The essence of Stossel's book is found in the chapter entitled "The Gift Smoke Screen." It is here where he debunks some common myths about conflicts of interest, especially regarding physicians and drug companies. 

Are gifts to doctors bribery? A 2011 article in The Journal of Law, Medicine and Ethics concluded that there are three types of financial relationships between drug companies and doctors: kickbacks, gifts, and financial support for professional activities, which the authors claim can all "compromise physicians' independent judgement and rational prescribing."

Stossel isn't having any of this: "The author of these comments seamlessly equates gift, defined as reminder items, meals, and 'financial support for professional activities,' with 'kickbacks." Kickbacks are quid pro quo transactions, which are illegal. In addition to this already inaccurate assertion, "[The] article is unencumbered by any quantitative evidence and devotes not a word to the possibility that the gift menu might actually add some value to medical care."
He likewise tackles similar misconceptions, questioning (and backing up with evidence) the following:
  • Are gifts bribery?
  • Do gifts increase medical costs?
  • Do gifts necessarily result in the expectation of reciprocity?

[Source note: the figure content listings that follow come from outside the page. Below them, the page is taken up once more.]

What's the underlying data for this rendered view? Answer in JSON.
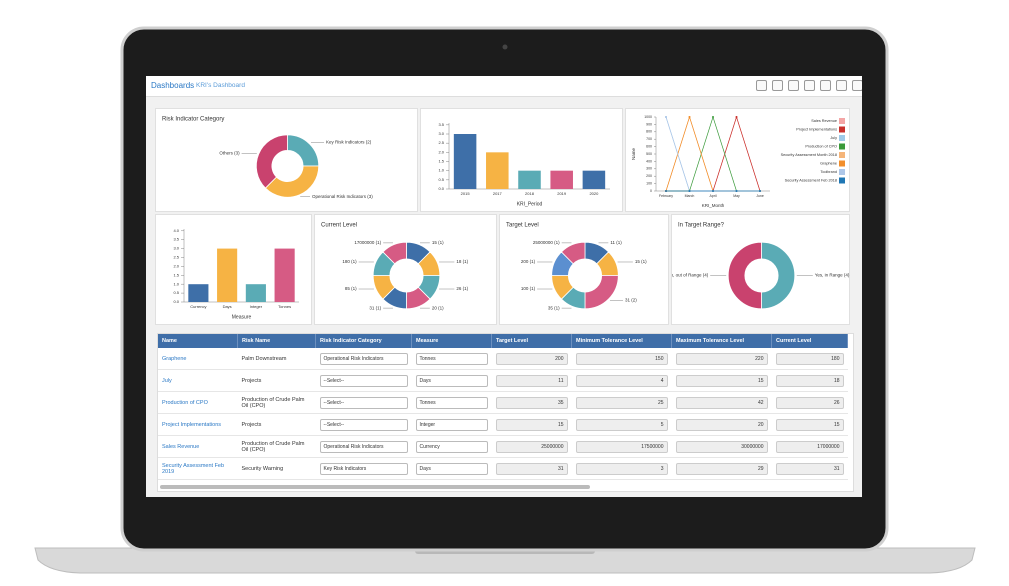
{
  "header": {
    "title": "Dashboards",
    "subtitle": "KRI's Dashboard"
  },
  "chart_data": [
    {
      "type": "pie",
      "title": "Risk Indicator Category",
      "categories": [
        "Key Risk Indicators (2)",
        "Operational Risk Indicators (3)",
        "Others (3)"
      ],
      "values": [
        2,
        3,
        3
      ],
      "colors": [
        "#5aabb5",
        "#f6b344",
        "#c9426e"
      ]
    },
    {
      "type": "bar",
      "x_label": "KRI_Period",
      "categories": [
        "2015",
        "2017",
        "2018",
        "2019",
        "2020"
      ],
      "values": [
        3,
        2,
        1,
        1,
        1
      ],
      "colors": [
        "#3e6fa8",
        "#f6b344",
        "#5aabb5",
        "#d65b84",
        "#3e6fa8"
      ],
      "ylim": [
        0,
        3.6
      ],
      "yticks": [
        {
          "value": 0,
          "label": "0.0"
        },
        0.5,
        {
          "value": 1,
          "label": "1.0"
        },
        1.5,
        {
          "value": 2,
          "label": "2.0"
        },
        2.5,
        {
          "value": 3,
          "label": "3.0"
        },
        3.5
      ]
    },
    {
      "type": "line",
      "x_label": "KRI_Month",
      "y_label": "Name",
      "categories": [
        "February",
        "March",
        "April",
        "May",
        "June"
      ],
      "ylim": [
        0,
        1000
      ],
      "yticks": [
        0,
        100,
        200,
        300,
        400,
        500,
        600,
        700,
        800,
        900,
        1000
      ],
      "series": [
        {
          "name": "Sales Revenue",
          "color": "#f4a6a6",
          "values": [
            0,
            0,
            0,
            1000,
            0
          ]
        },
        {
          "name": "Project Implementations",
          "color": "#c9302c",
          "values": [
            0,
            0,
            0,
            1000,
            0
          ]
        },
        {
          "name": "July",
          "color": "#9ecae9",
          "values": [
            1000,
            0,
            0,
            0,
            0
          ]
        },
        {
          "name": "Production of CPO",
          "color": "#3a9a3a",
          "values": [
            0,
            0,
            1000,
            0,
            0
          ]
        },
        {
          "name": "Security Assessment Month 2018",
          "color": "#f5b57a",
          "values": [
            0,
            1000,
            0,
            0,
            0
          ]
        },
        {
          "name": "Graphene",
          "color": "#f28e2b",
          "values": [
            0,
            1000,
            0,
            0,
            0
          ]
        },
        {
          "name": "Toolbrand",
          "color": "#aec7e8",
          "values": [
            1000,
            0,
            0,
            0,
            0
          ]
        },
        {
          "name": "Security Assessment Feb 2018",
          "color": "#1f77b4",
          "values": [
            0,
            0,
            0,
            0,
            0
          ]
        }
      ]
    },
    {
      "type": "bar",
      "x_label": "Measure",
      "categories": [
        "Currency",
        "Days",
        "Integer",
        "Tonnes"
      ],
      "values": [
        1,
        3,
        1,
        3
      ],
      "colors": [
        "#3e6fa8",
        "#f6b344",
        "#5aabb5",
        "#d65b84"
      ],
      "ylim": [
        0,
        4.1
      ],
      "yticks": [
        {
          "value": 0,
          "label": "0.0"
        },
        0.5,
        {
          "value": 1,
          "label": "1.0"
        },
        1.5,
        {
          "value": 2,
          "label": "2.0"
        },
        2.5,
        {
          "value": 3,
          "label": "3.0"
        },
        3.5,
        {
          "value": 4,
          "label": "4.0"
        }
      ]
    },
    {
      "type": "pie",
      "title": "Current Level",
      "categories": [
        "15 (1)",
        "18 (1)",
        "26 (1)",
        "20 (1)",
        "31 (1)",
        "85 (1)",
        "180 (1)",
        "17000000 (1)"
      ],
      "values": [
        1,
        1,
        1,
        1,
        1,
        1,
        1,
        1
      ],
      "colors": [
        "#3e6fa8",
        "#f6b344",
        "#5aabb5",
        "#d65b84",
        "#3e6fa8",
        "#f6b344",
        "#5aabb5",
        "#d65b84"
      ]
    },
    {
      "type": "pie",
      "title": "Target Level",
      "categories": [
        "11 (1)",
        "15 (1)",
        "31 (2)",
        "35 (1)",
        "100 (1)",
        "200 (1)",
        "25000000 (1)"
      ],
      "values": [
        1,
        1,
        2,
        1,
        1,
        1,
        1
      ],
      "colors": [
        "#3e6fa8",
        "#f6b344",
        "#d65b84",
        "#5aabb5",
        "#f6b344",
        "#5b8fd0",
        "#d65b84"
      ]
    },
    {
      "type": "pie",
      "title": "In Target Range?",
      "categories": [
        "Yes, in Range (4)",
        "No, out of Range (4)"
      ],
      "values": [
        4,
        4
      ],
      "colors": [
        "#5aabb5",
        "#c9426e"
      ]
    }
  ],
  "table": {
    "columns": [
      "Name",
      "Risk Name",
      "Risk Indicator Category",
      "Measure",
      "Target Level",
      "Minimum Tolerance Level",
      "Maximum Tolerance Level",
      "Current Level"
    ],
    "rows": [
      [
        "Graphene",
        "Palm Downstream",
        "Operational Risk Indicators",
        "Tonnes",
        "200",
        "150",
        "220",
        "180"
      ],
      [
        "July",
        "Projects",
        "--Select--",
        "Days",
        "11",
        "4",
        "15",
        "18"
      ],
      [
        "Production of CPO",
        "Production of Crude Palm Oil (CPO)",
        "--Select--",
        "Tonnes",
        "35",
        "25",
        "42",
        "26"
      ],
      [
        "Project Implementations",
        "Projects",
        "--Select--",
        "Integer",
        "15",
        "5",
        "20",
        "15"
      ],
      [
        "Sales Revenue",
        "Production of Crude Palm Oil (CPO)",
        "Operational Risk Indicators",
        "Currency",
        "25000000",
        "17500000",
        "30000000",
        "17000000"
      ],
      [
        "Security Assessment Feb 2019",
        "Security Warning",
        "Key Risk Indicators",
        "Days",
        "31",
        "3",
        "29",
        "31"
      ]
    ]
  }
}
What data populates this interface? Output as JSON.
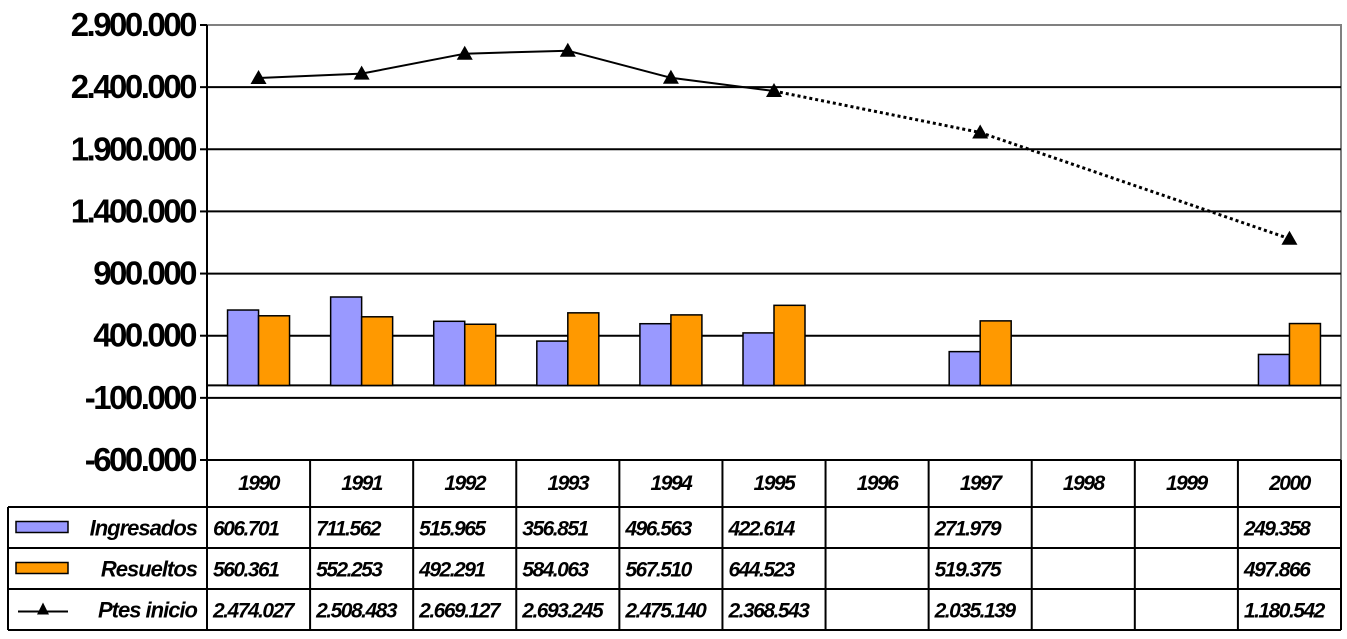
{
  "chart_data": {
    "type": "bar",
    "categories": [
      "1990",
      "1991",
      "1992",
      "1993",
      "1994",
      "1995",
      "1996",
      "1997",
      "1998",
      "1999",
      "2000"
    ],
    "series": [
      {
        "name": "Ingresados",
        "type": "bar",
        "color": "#9999FF",
        "values": [
          606701,
          711562,
          515965,
          356851,
          496563,
          422614,
          null,
          271979,
          null,
          null,
          249358
        ]
      },
      {
        "name": "Resueltos",
        "type": "bar",
        "color": "#FF9900",
        "values": [
          560361,
          552253,
          492291,
          584063,
          567510,
          644523,
          null,
          519375,
          null,
          null,
          497866
        ]
      },
      {
        "name": "Ptes inicio",
        "type": "line",
        "color": "#000000",
        "values": [
          2474027,
          2508483,
          2669127,
          2693245,
          2475140,
          2368543,
          null,
          2035139,
          null,
          null,
          1180542
        ]
      }
    ],
    "ylim": [
      -600000,
      2900000
    ],
    "yticks": [
      -600000,
      -100000,
      400000,
      900000,
      1400000,
      1900000,
      2400000,
      2900000
    ],
    "ytick_labels": [
      "-600.000",
      "-100.000",
      "400.000",
      "900.000",
      "1.400.000",
      "1.900.000",
      "2.400.000",
      "2.900.000"
    ],
    "grid": true,
    "legend": "data-table",
    "data_table": {
      "rows": [
        {
          "label": "Ingresados",
          "cells": [
            "606.701",
            "711.562",
            "515.965",
            "356.851",
            "496.563",
            "422.614",
            "",
            "271.979",
            "",
            "",
            "249.358"
          ]
        },
        {
          "label": "Resueltos",
          "cells": [
            "560.361",
            "552.253",
            "492.291",
            "584.063",
            "567.510",
            "644.523",
            "",
            "519.375",
            "",
            "",
            "497.866"
          ]
        },
        {
          "label": "Ptes inicio",
          "cells": [
            "2.474.027",
            "2.508.483",
            "2.669.127",
            "2.693.245",
            "2.475.140",
            "2.368.543",
            "",
            "2.035.139",
            "",
            "",
            "1.180.542"
          ]
        }
      ]
    }
  }
}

  • Do gifts to physicians alter their prescribing practices? 
The reader will be left with the distinct feeling that Stossel's "in your face" attitude and fearless defense of his position is not mere blather, but, rather the dead honest view of a consummate professional who, over the course of a long and distinguished career, has participated research that has resulted in an impressive number of important medical innovations. I would not want to be on the other side of the table debating this subject against him.